O país atravessa momento de aguda crise política, com a
dissolução de fato de seu sistema partidário, imerso na corrupção revelada pela
Operação Lava-Jato e com a deterioração de sua escora institucional, o sistema
judicial superior, vazado pelo casuísmo atrelado a interesses oligárquicos. O
estado brasileiro está, assim, em condição falimentar. Os partidos, numa
república constitucional, são entidades que representam o povo, em seus
diversos segmentos, apenas se tiverem a capacidade de o organizarem
politicamente e, nessa medida, o afastarem de tentações extravagantes, como a
salvação autoritária. Para isso, devem possuir capital moral e consistência
programática, justamente as virtudes cívicas das quais, nos últimos anos, os
grandes partidos nacionais se afastaram. Já no plano judicial, a
degeneração ocorre quando a aplicação da justiça se torna o seu contrário,
passando a ser condicionada pela proteção de grupos ou indivíduos
privilegiados. O Supremo Tribunal Federal, que se tornou palco rotineiro de
disputas de vaidade e de acusações de má conduta recíprocas por parte de seus
membros, de modo inaceitável ainda se expõe à sociedade como fonte de
insegurança jurídica, de desordenamento, pelo simples fato de admitir, ou pior,
ameaçar, alterar decisão consagrada em jurisprudência recente, quando está em
jogo a execução da pena de um ex-presidente, por corrupção e lavagem de
dinheiro. Uma interpretação vicária, nesse caso, não passará de casuísmo de
motivação inconfessável e indisfarçável, seja lá qual for a forma embelezada
com que venha a se apresentar. Não é por menos que essa ameaça motivou, de
forma inédita, a manifestação de milhares de juízes e membros do ministério
público pela manutenção da prisão após julgamento em segunda instância, o que,
por si só, revela a desorganização institucional interna vivida pelo poder
judiciário, com a corte suprema dissociada das demandas das instâncias
inferiores.
O pano de fundo político da crise é, assim, o
descompasso, hoje evidente, do que se espera das instituições numa sociedade
pacificada e o que, em contraste, estão nos oferecendo seus meios de
organização, os grandes partidos e o sistema judicial. Os partidos, dilapidados
pela ausência de capital moral, e a alta corte, imersa em degradada parcimônia
para com um criminoso, comportam-se passivamente diante da grotesca rebeldia do
ícone da mera ralé, que não pode ser confundida com o povo. A ralé não almeja a
ordem representativa ou jurídica, como o povo o faz, mas busca na figura de um
homem forte, de um líder, o modo pelo qual se expressa politicamente. É um erro
pensar que a ralé se compõe apenas do populacho ignorante. Dela também fazem
parte intelectuais e sectários de todo o tipo que odeiam a sociedade e a ordem.

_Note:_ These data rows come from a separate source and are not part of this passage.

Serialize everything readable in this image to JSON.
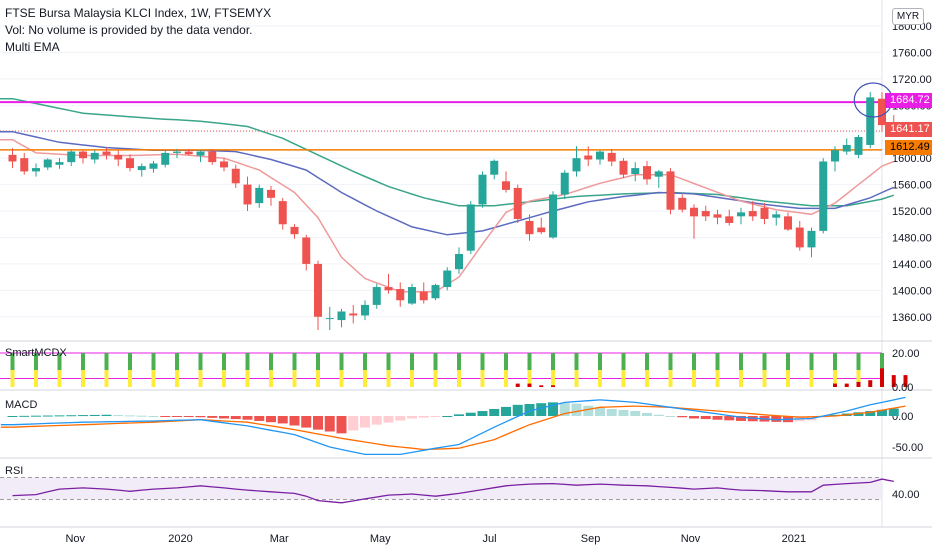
{
  "header": {
    "line1": "FTSE Bursa Malaysia KLCI Index, 1W, FTSEMYX",
    "line2": "Vol: No volume is provided by the data vendor.",
    "line3": "Multi EMA"
  },
  "currency": "MYR",
  "panes": {
    "smartmcdx": "SmartMCDX",
    "macd": "MACD",
    "rsi": "RSI"
  },
  "price_labels": {
    "resistance": "1684.72",
    "last": "1641.17",
    "support": "1612.49"
  },
  "colors": {
    "up": "#26a69a",
    "down": "#ef5350",
    "resistance_line": "#e91ee5",
    "support_line": "#f57c00",
    "ema_fast": "#ef9a9a",
    "ema_mid": "#5c6bc0",
    "ema_slow": "#3aa58a",
    "rsi": "#7b1fa2",
    "macd_line": "#2196f3",
    "signal_line": "#ff6d00",
    "annotation": "#3f51b5"
  },
  "chart_data": {
    "type": "candlestick",
    "title": "FTSE Bursa Malaysia KLCI Index, 1W, FTSEMYX",
    "y_axis": {
      "ticks": [
        "1800.00",
        "1760.00",
        "1720.00",
        "1680.00",
        "1640.00",
        "1600.00",
        "1560.00",
        "1520.00",
        "1480.00",
        "1440.00",
        "1400.00",
        "1360.00"
      ],
      "range": [
        1340,
        1810
      ]
    },
    "x_axis_labels": [
      "Nov",
      "2020",
      "Mar",
      "May",
      "Jul",
      "Sep",
      "Nov",
      "2021"
    ],
    "horizontal_lines": [
      1684.72,
      1612.49
    ],
    "last_price": 1641.17,
    "candles": [
      {
        "o": 1605,
        "h": 1615,
        "l": 1585,
        "c": 1595
      },
      {
        "o": 1600,
        "h": 1608,
        "l": 1575,
        "c": 1580
      },
      {
        "o": 1580,
        "h": 1592,
        "l": 1572,
        "c": 1585
      },
      {
        "o": 1586,
        "h": 1600,
        "l": 1582,
        "c": 1598
      },
      {
        "o": 1590,
        "h": 1600,
        "l": 1584,
        "c": 1594
      },
      {
        "o": 1594,
        "h": 1612,
        "l": 1588,
        "c": 1610
      },
      {
        "o": 1610,
        "h": 1612,
        "l": 1592,
        "c": 1600
      },
      {
        "o": 1598,
        "h": 1612,
        "l": 1592,
        "c": 1608
      },
      {
        "o": 1610,
        "h": 1616,
        "l": 1598,
        "c": 1605
      },
      {
        "o": 1605,
        "h": 1612,
        "l": 1588,
        "c": 1598
      },
      {
        "o": 1600,
        "h": 1606,
        "l": 1580,
        "c": 1585
      },
      {
        "o": 1582,
        "h": 1592,
        "l": 1572,
        "c": 1588
      },
      {
        "o": 1584,
        "h": 1596,
        "l": 1578,
        "c": 1592
      },
      {
        "o": 1590,
        "h": 1612,
        "l": 1586,
        "c": 1608
      },
      {
        "o": 1608,
        "h": 1614,
        "l": 1600,
        "c": 1610
      },
      {
        "o": 1610,
        "h": 1614,
        "l": 1604,
        "c": 1606
      },
      {
        "o": 1604,
        "h": 1612,
        "l": 1594,
        "c": 1610
      },
      {
        "o": 1610,
        "h": 1614,
        "l": 1590,
        "c": 1594
      },
      {
        "o": 1595,
        "h": 1600,
        "l": 1580,
        "c": 1586
      },
      {
        "o": 1584,
        "h": 1590,
        "l": 1555,
        "c": 1562
      },
      {
        "o": 1560,
        "h": 1572,
        "l": 1520,
        "c": 1530
      },
      {
        "o": 1532,
        "h": 1560,
        "l": 1525,
        "c": 1555
      },
      {
        "o": 1552,
        "h": 1558,
        "l": 1528,
        "c": 1540
      },
      {
        "o": 1535,
        "h": 1540,
        "l": 1492,
        "c": 1500
      },
      {
        "o": 1496,
        "h": 1500,
        "l": 1478,
        "c": 1485
      },
      {
        "o": 1480,
        "h": 1484,
        "l": 1430,
        "c": 1440
      },
      {
        "o": 1440,
        "h": 1445,
        "l": 1340,
        "c": 1360
      },
      {
        "o": 1358,
        "h": 1375,
        "l": 1340,
        "c": 1358
      },
      {
        "o": 1355,
        "h": 1372,
        "l": 1344,
        "c": 1368
      },
      {
        "o": 1365,
        "h": 1378,
        "l": 1350,
        "c": 1362
      },
      {
        "o": 1362,
        "h": 1385,
        "l": 1355,
        "c": 1378
      },
      {
        "o": 1378,
        "h": 1410,
        "l": 1372,
        "c": 1405
      },
      {
        "o": 1405,
        "h": 1425,
        "l": 1395,
        "c": 1400
      },
      {
        "o": 1402,
        "h": 1412,
        "l": 1375,
        "c": 1385
      },
      {
        "o": 1380,
        "h": 1410,
        "l": 1378,
        "c": 1405
      },
      {
        "o": 1398,
        "h": 1412,
        "l": 1380,
        "c": 1385
      },
      {
        "o": 1388,
        "h": 1410,
        "l": 1385,
        "c": 1408
      },
      {
        "o": 1405,
        "h": 1435,
        "l": 1400,
        "c": 1430
      },
      {
        "o": 1432,
        "h": 1465,
        "l": 1425,
        "c": 1455
      },
      {
        "o": 1460,
        "h": 1535,
        "l": 1455,
        "c": 1530
      },
      {
        "o": 1530,
        "h": 1580,
        "l": 1525,
        "c": 1575
      },
      {
        "o": 1575,
        "h": 1598,
        "l": 1568,
        "c": 1596
      },
      {
        "o": 1565,
        "h": 1580,
        "l": 1548,
        "c": 1552
      },
      {
        "o": 1555,
        "h": 1560,
        "l": 1502,
        "c": 1508
      },
      {
        "o": 1505,
        "h": 1515,
        "l": 1475,
        "c": 1485
      },
      {
        "o": 1495,
        "h": 1510,
        "l": 1485,
        "c": 1488
      },
      {
        "o": 1480,
        "h": 1550,
        "l": 1478,
        "c": 1545
      },
      {
        "o": 1545,
        "h": 1582,
        "l": 1538,
        "c": 1578
      },
      {
        "o": 1580,
        "h": 1618,
        "l": 1572,
        "c": 1600
      },
      {
        "o": 1604,
        "h": 1618,
        "l": 1588,
        "c": 1598
      },
      {
        "o": 1598,
        "h": 1612,
        "l": 1590,
        "c": 1610
      },
      {
        "o": 1608,
        "h": 1614,
        "l": 1588,
        "c": 1595
      },
      {
        "o": 1596,
        "h": 1600,
        "l": 1570,
        "c": 1575
      },
      {
        "o": 1576,
        "h": 1594,
        "l": 1565,
        "c": 1585
      },
      {
        "o": 1588,
        "h": 1596,
        "l": 1560,
        "c": 1568
      },
      {
        "o": 1572,
        "h": 1582,
        "l": 1555,
        "c": 1580
      },
      {
        "o": 1580,
        "h": 1585,
        "l": 1515,
        "c": 1522
      },
      {
        "o": 1540,
        "h": 1545,
        "l": 1518,
        "c": 1522
      },
      {
        "o": 1525,
        "h": 1530,
        "l": 1478,
        "c": 1512
      },
      {
        "o": 1520,
        "h": 1528,
        "l": 1505,
        "c": 1512
      },
      {
        "o": 1515,
        "h": 1522,
        "l": 1500,
        "c": 1510
      },
      {
        "o": 1512,
        "h": 1522,
        "l": 1498,
        "c": 1502
      },
      {
        "o": 1512,
        "h": 1525,
        "l": 1500,
        "c": 1518
      },
      {
        "o": 1520,
        "h": 1535,
        "l": 1505,
        "c": 1512
      },
      {
        "o": 1525,
        "h": 1532,
        "l": 1500,
        "c": 1508
      },
      {
        "o": 1510,
        "h": 1520,
        "l": 1498,
        "c": 1515
      },
      {
        "o": 1512,
        "h": 1518,
        "l": 1490,
        "c": 1492
      },
      {
        "o": 1495,
        "h": 1505,
        "l": 1460,
        "c": 1465
      },
      {
        "o": 1465,
        "h": 1495,
        "l": 1450,
        "c": 1490
      },
      {
        "o": 1490,
        "h": 1600,
        "l": 1486,
        "c": 1595
      },
      {
        "o": 1595,
        "h": 1618,
        "l": 1580,
        "c": 1612
      },
      {
        "o": 1610,
        "h": 1630,
        "l": 1605,
        "c": 1620
      },
      {
        "o": 1605,
        "h": 1635,
        "l": 1600,
        "c": 1632
      },
      {
        "o": 1620,
        "h": 1700,
        "l": 1615,
        "c": 1692
      },
      {
        "o": 1690,
        "h": 1700,
        "l": 1640,
        "c": 1650
      },
      {
        "o": 1650,
        "h": 1665,
        "l": 1635,
        "c": 1641
      }
    ],
    "ema_fast_anchors": [
      [
        0,
        1628
      ],
      [
        2,
        1608
      ],
      [
        6,
        1604
      ],
      [
        10,
        1604
      ],
      [
        14,
        1606
      ],
      [
        18,
        1600
      ],
      [
        21,
        1582
      ],
      [
        24,
        1548
      ],
      [
        26,
        1510
      ],
      [
        28,
        1450
      ],
      [
        30,
        1418
      ],
      [
        33,
        1398
      ],
      [
        36,
        1398
      ],
      [
        38,
        1420
      ],
      [
        40,
        1470
      ],
      [
        42,
        1518
      ],
      [
        44,
        1535
      ],
      [
        47,
        1545
      ],
      [
        50,
        1562
      ],
      [
        53,
        1575
      ],
      [
        56,
        1575
      ],
      [
        59,
        1555
      ],
      [
        62,
        1535
      ],
      [
        65,
        1522
      ],
      [
        68,
        1515
      ],
      [
        70,
        1532
      ],
      [
        72,
        1560
      ],
      [
        74,
        1588
      ],
      [
        76,
        1602
      ]
    ],
    "ema_mid_anchors": [
      [
        0,
        1640
      ],
      [
        4,
        1624
      ],
      [
        8,
        1616
      ],
      [
        12,
        1612
      ],
      [
        16,
        1612
      ],
      [
        19,
        1610
      ],
      [
        22,
        1598
      ],
      [
        25,
        1582
      ],
      [
        28,
        1548
      ],
      [
        31,
        1520
      ],
      [
        34,
        1496
      ],
      [
        37,
        1484
      ],
      [
        40,
        1490
      ],
      [
        43,
        1505
      ],
      [
        46,
        1520
      ],
      [
        49,
        1534
      ],
      [
        52,
        1542
      ],
      [
        55,
        1548
      ],
      [
        58,
        1546
      ],
      [
        61,
        1538
      ],
      [
        64,
        1530
      ],
      [
        67,
        1524
      ],
      [
        70,
        1524
      ],
      [
        73,
        1540
      ],
      [
        76,
        1564
      ]
    ],
    "ema_slow_anchors": [
      [
        0,
        1690
      ],
      [
        6,
        1668
      ],
      [
        12,
        1660
      ],
      [
        16,
        1656
      ],
      [
        20,
        1648
      ],
      [
        23,
        1630
      ],
      [
        26,
        1605
      ],
      [
        29,
        1580
      ],
      [
        32,
        1557
      ],
      [
        35,
        1540
      ],
      [
        38,
        1528
      ],
      [
        41,
        1528
      ],
      [
        44,
        1534
      ],
      [
        48,
        1542
      ],
      [
        52,
        1546
      ],
      [
        56,
        1548
      ],
      [
        60,
        1545
      ],
      [
        64,
        1535
      ],
      [
        68,
        1528
      ],
      [
        71,
        1528
      ],
      [
        74,
        1538
      ],
      [
        76,
        1550
      ]
    ],
    "smartmcdx": {
      "ticks": [
        "20.00",
        "0.00"
      ],
      "red_bars": [
        [
          43,
          2
        ],
        [
          44,
          2
        ],
        [
          45,
          1
        ],
        [
          46,
          1
        ],
        [
          70,
          2
        ],
        [
          71,
          2
        ],
        [
          72,
          3
        ],
        [
          73,
          4
        ],
        [
          74,
          11
        ],
        [
          75,
          7
        ],
        [
          76,
          7
        ]
      ]
    },
    "macd": {
      "ticks": [
        "0.00",
        "-50.00"
      ],
      "histogram_anchors": [
        [
          0,
          0
        ],
        [
          8,
          2
        ],
        [
          16,
          -2
        ],
        [
          20,
          -6
        ],
        [
          23,
          -12
        ],
        [
          26,
          -22
        ],
        [
          28,
          -28
        ],
        [
          31,
          -14
        ],
        [
          34,
          -4
        ],
        [
          37,
          0
        ],
        [
          40,
          8
        ],
        [
          43,
          18
        ],
        [
          46,
          22
        ],
        [
          48,
          20
        ],
        [
          50,
          13
        ],
        [
          53,
          8
        ],
        [
          55,
          2
        ],
        [
          58,
          -4
        ],
        [
          62,
          -8
        ],
        [
          66,
          -10
        ],
        [
          68,
          -7
        ],
        [
          70,
          2
        ],
        [
          73,
          8
        ],
        [
          75,
          12
        ],
        [
          76,
          9
        ]
      ],
      "macd_anchors": [
        [
          0,
          -14
        ],
        [
          6,
          -10
        ],
        [
          12,
          -8
        ],
        [
          16,
          -6
        ],
        [
          20,
          -16
        ],
        [
          24,
          -30
        ],
        [
          27,
          -50
        ],
        [
          30,
          -62
        ],
        [
          33,
          -62
        ],
        [
          36,
          -52
        ],
        [
          38,
          -46
        ],
        [
          41,
          -18
        ],
        [
          44,
          8
        ],
        [
          47,
          22
        ],
        [
          50,
          26
        ],
        [
          53,
          22
        ],
        [
          56,
          14
        ],
        [
          59,
          6
        ],
        [
          62,
          -2
        ],
        [
          65,
          -6
        ],
        [
          68,
          -4
        ],
        [
          71,
          8
        ],
        [
          73,
          18
        ],
        [
          76,
          30
        ]
      ],
      "signal_anchors": [
        [
          0,
          -18
        ],
        [
          6,
          -14
        ],
        [
          12,
          -10
        ],
        [
          16,
          -6
        ],
        [
          20,
          -10
        ],
        [
          24,
          -22
        ],
        [
          28,
          -36
        ],
        [
          32,
          -48
        ],
        [
          35,
          -54
        ],
        [
          38,
          -52
        ],
        [
          41,
          -38
        ],
        [
          44,
          -14
        ],
        [
          47,
          4
        ],
        [
          50,
          14
        ],
        [
          53,
          16
        ],
        [
          56,
          14
        ],
        [
          60,
          8
        ],
        [
          64,
          2
        ],
        [
          67,
          -2
        ],
        [
          70,
          0
        ],
        [
          73,
          6
        ],
        [
          76,
          16
        ]
      ]
    },
    "rsi": {
      "ticks": [
        "40.00"
      ],
      "anchors": [
        [
          0,
          37
        ],
        [
          2,
          39
        ],
        [
          4,
          49
        ],
        [
          6,
          51
        ],
        [
          8,
          49
        ],
        [
          10,
          45
        ],
        [
          12,
          49
        ],
        [
          14,
          51
        ],
        [
          16,
          55
        ],
        [
          18,
          51
        ],
        [
          20,
          47
        ],
        [
          22,
          44
        ],
        [
          24,
          41
        ],
        [
          25,
          36
        ],
        [
          26,
          28
        ],
        [
          28,
          24
        ],
        [
          30,
          31
        ],
        [
          32,
          38
        ],
        [
          34,
          40
        ],
        [
          36,
          36
        ],
        [
          38,
          41
        ],
        [
          40,
          48
        ],
        [
          42,
          55
        ],
        [
          44,
          58
        ],
        [
          46,
          59
        ],
        [
          48,
          56
        ],
        [
          50,
          58
        ],
        [
          52,
          56
        ],
        [
          54,
          55
        ],
        [
          56,
          52
        ],
        [
          58,
          49
        ],
        [
          60,
          51
        ],
        [
          62,
          47
        ],
        [
          64,
          46
        ],
        [
          66,
          44
        ],
        [
          68,
          44
        ],
        [
          69,
          56
        ],
        [
          71,
          59
        ],
        [
          73,
          61
        ],
        [
          74,
          67
        ],
        [
          75,
          63
        ],
        [
          76,
          62
        ]
      ]
    }
  }
}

Ela se vê representada na figura politicamente desafiadora de Lula, que
sobrevive, apesar dos crimes, dos escândalos e das trapaças públicas, nos ritos
de uma esquerda que não tem mais nada a oferecer ao povo além da integralidade
da mentira. E somente a ralé aceita esta aliança. A enganação metódica proposta
por Lula e pelo PT disputa espaço com a ação moral na política, e dela surgem
caravanas de um condenado, que ofendem o senso cívico comum. Esse mesmo senso
exige, hoje, a prisão de Lula. Assim, veremos, nesta quarta-feira, quem será
vitorioso no embate que se prenuncia: se a ralé, que deseja subverter a ordem
das coisas para impor seus instintos à nação, ou o povo que, mesmo de forma
inarticulada, não suporta mais ser o polo passivo da desordem institucional.